When designing your day, there’s no deadline to hit or finished product to ship, so you can treat each day as a prototype (to paraphrase IDEO’s Tim Brown) and constantly improve and refine your solution, and have a ‘smarter everyday’.
Observing your day seems to point toward taking time and thought to ponder – how can this be approached without looking as though you’re not up to much in an office environment?
Observing your day more closely could be as simple as taking 10 minutes at the end of the day to think about how it went and how you’ll improve your approach tomorrow.
It might also be an idea to let your colleagues know what you’re trying to do, so that your new approach isn’t mistaken for idleness. Making these changes is cultural, not just personal, and sharing what you’re doing could also end up having a positive effect on your colleagues and by leading them to think more deeply about how they can get the most from their own days.

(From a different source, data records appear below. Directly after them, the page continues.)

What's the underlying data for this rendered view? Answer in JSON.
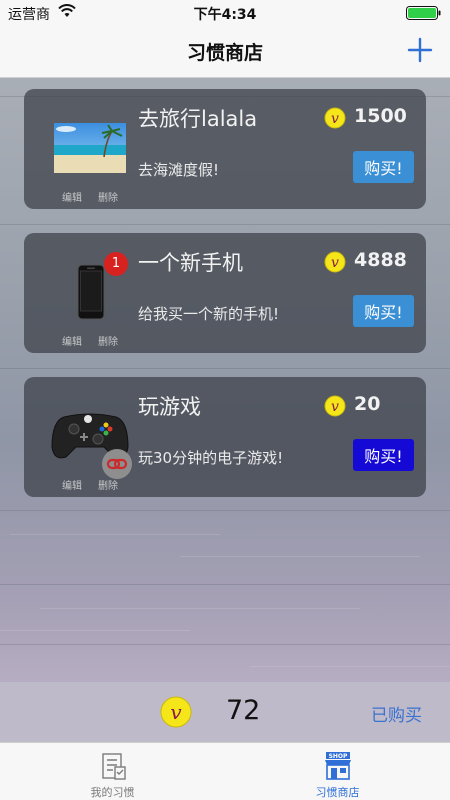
{
  "status_bar": {
    "carrier": "运营商",
    "time": "下午4:34"
  },
  "nav": {
    "title": "习惯商店"
  },
  "items": [
    {
      "title": "去旅行lalala",
      "price": "1500",
      "description": "去海滩度假!",
      "buy_label": "购买!",
      "edit_label": "编辑",
      "delete_label": "删除",
      "thumbnail": "beach-photo"
    },
    {
      "title": "一个新手机",
      "price": "4888",
      "description": "给我买一个新的手机!",
      "buy_label": "购买!",
      "edit_label": "编辑",
      "delete_label": "删除",
      "thumbnail": "phone-icon",
      "badge": "1"
    },
    {
      "title": "玩游戏",
      "price": "20",
      "description": "玩30分钟的电子游戏!",
      "buy_label": "购买!",
      "edit_label": "编辑",
      "delete_label": "删除",
      "thumbnail": "gamepad-icon"
    }
  ],
  "summary": {
    "balance": "72",
    "purchased_label": "已购买"
  },
  "tabs": [
    {
      "label": "我的习惯",
      "icon": "habit-list-icon"
    },
    {
      "label": "习惯商店",
      "icon": "shop-icon",
      "icon_text": "SHOP"
    }
  ],
  "colors": {
    "accent": "#3a72cf",
    "buy_button": "#3b8fd5",
    "buy_button_active": "#1509d6",
    "coin": "#f5e61a",
    "badge": "#d8221f"
  }
}
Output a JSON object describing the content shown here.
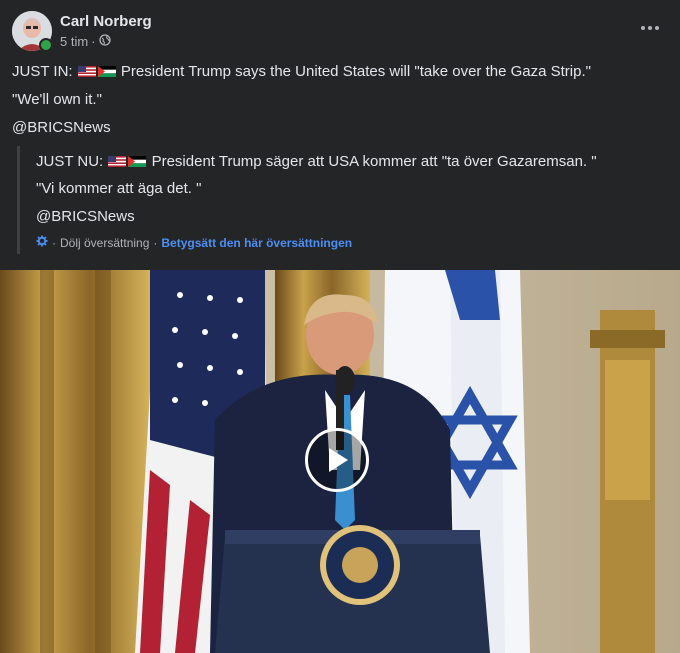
{
  "author": {
    "name": "Carl Norberg",
    "time": "5 tim",
    "separator": "·"
  },
  "post": {
    "line1_prefix": "JUST IN:",
    "line1_text": "President Trump says the United States will \"take over the Gaza Strip.\"",
    "line2": "\"We'll own it.\"",
    "line3": "@BRICSNews"
  },
  "translation": {
    "line1_prefix": "JUST NU:",
    "line1_text": "President Trump säger att USA kommer att \"ta över Gazaremsan. \"",
    "line2": "\"Vi kommer att äga det. \"",
    "line3": "@BRICSNews",
    "hide_label": "Dölj översättning",
    "rate_label": "Betygsätt den här översättningen",
    "dot": "·"
  },
  "icons": {
    "globe": "globe-icon",
    "more": "more-options-icon",
    "gear": "gear-icon",
    "play": "play-icon"
  },
  "colors": {
    "background": "#242526",
    "link": "#4b8ff7",
    "online": "#31a24c",
    "muted": "#b0b3b8"
  }
}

Book the time in your diary and call it a “personal performance review”. No one’s going to think that that’s a waste of time.
Behavioural change can be both difficult and rewarding – but human beings love habits and we appear to be hardwired for them – are there psychological principles that you might apply to encouraging change?
Understanding the psychology and neuroscience behind the patterns we fall into can make it easier to change.
One powerful insight we gained was rather than attempting to break bad habits (very difficult, as we all know), we must focus on growing a new one to replace it. For instance, if you have a habit of waking up and reading email straight away (which means you start the day stressed before it has even begun), you set aside some interesting reading and get into the habit of opening that rather than your inbox.
The ‘habit loop’ concept says habits start with a cue that leads you into a routine, which gives you some kind of reward. For example, your cue is feeling tired, your routine is getting a coffee, the reward is a caffeine buzz, and soon you start to crave coffee. By identifying and experimenting with the cues, routines and rewards that form your habits, you will find it easier to change.
Remember: thinking is expensive in terms of your energy – build new, effective habits to free up your mental capacity, shifting the effort of carrying out tasks from your conscious to your unconscious brain.
Growing a new habit requires an upfront investment. It is hard work while the habit “takes”, but once established, you will spend less energy on that activity.
How would you recommend people avoid fatigue?
Many of us focus on managing our time. We don’t pay as much attention to managing our energy.
The NeuroLeadership Group’s Paul McGinnis says that just as we wouldn’t expect our bodies to run back-to-back races, we shouldn’t expect our brains to cope with back-to-back meetings.
Remember that mental energy is a finite resource: consider how your energy levels will change when you’re planning your day. For example, think about the time of day when you tend to be at your sharpest and schedule your hardest tasks for then.
Plan less demanding activities – expenses, emptying your email inbox – at times when you know you’re likely to be at less than 100%.
Get enough breaks, eat the right kind of foods to keep you going and take time to relax, exercise and socialise. Neuroscience shows that these are all key to performing at our best in the long term.
Is there room in business to start employing people with skills in psychology and neuroscience? In your opinion and experience, what is the role of psychology in business and why is it important?
Understanding how our minds work, and having the right language and framework to talk about it, is always an asset at work, because it can lead to constructive conversations in teams about how to work more effectively.
Perhaps it’s even more important at the moment. We’re in a period of change – the digital age and the rapid adoption of mobile technology is totally revolutionising the way we work, in ways we don’t fully understand yet.
It’s useful for businesses to have people who understand how these changes might be affecting us mentally and can help to shape new rules for working efficiently in the connected age.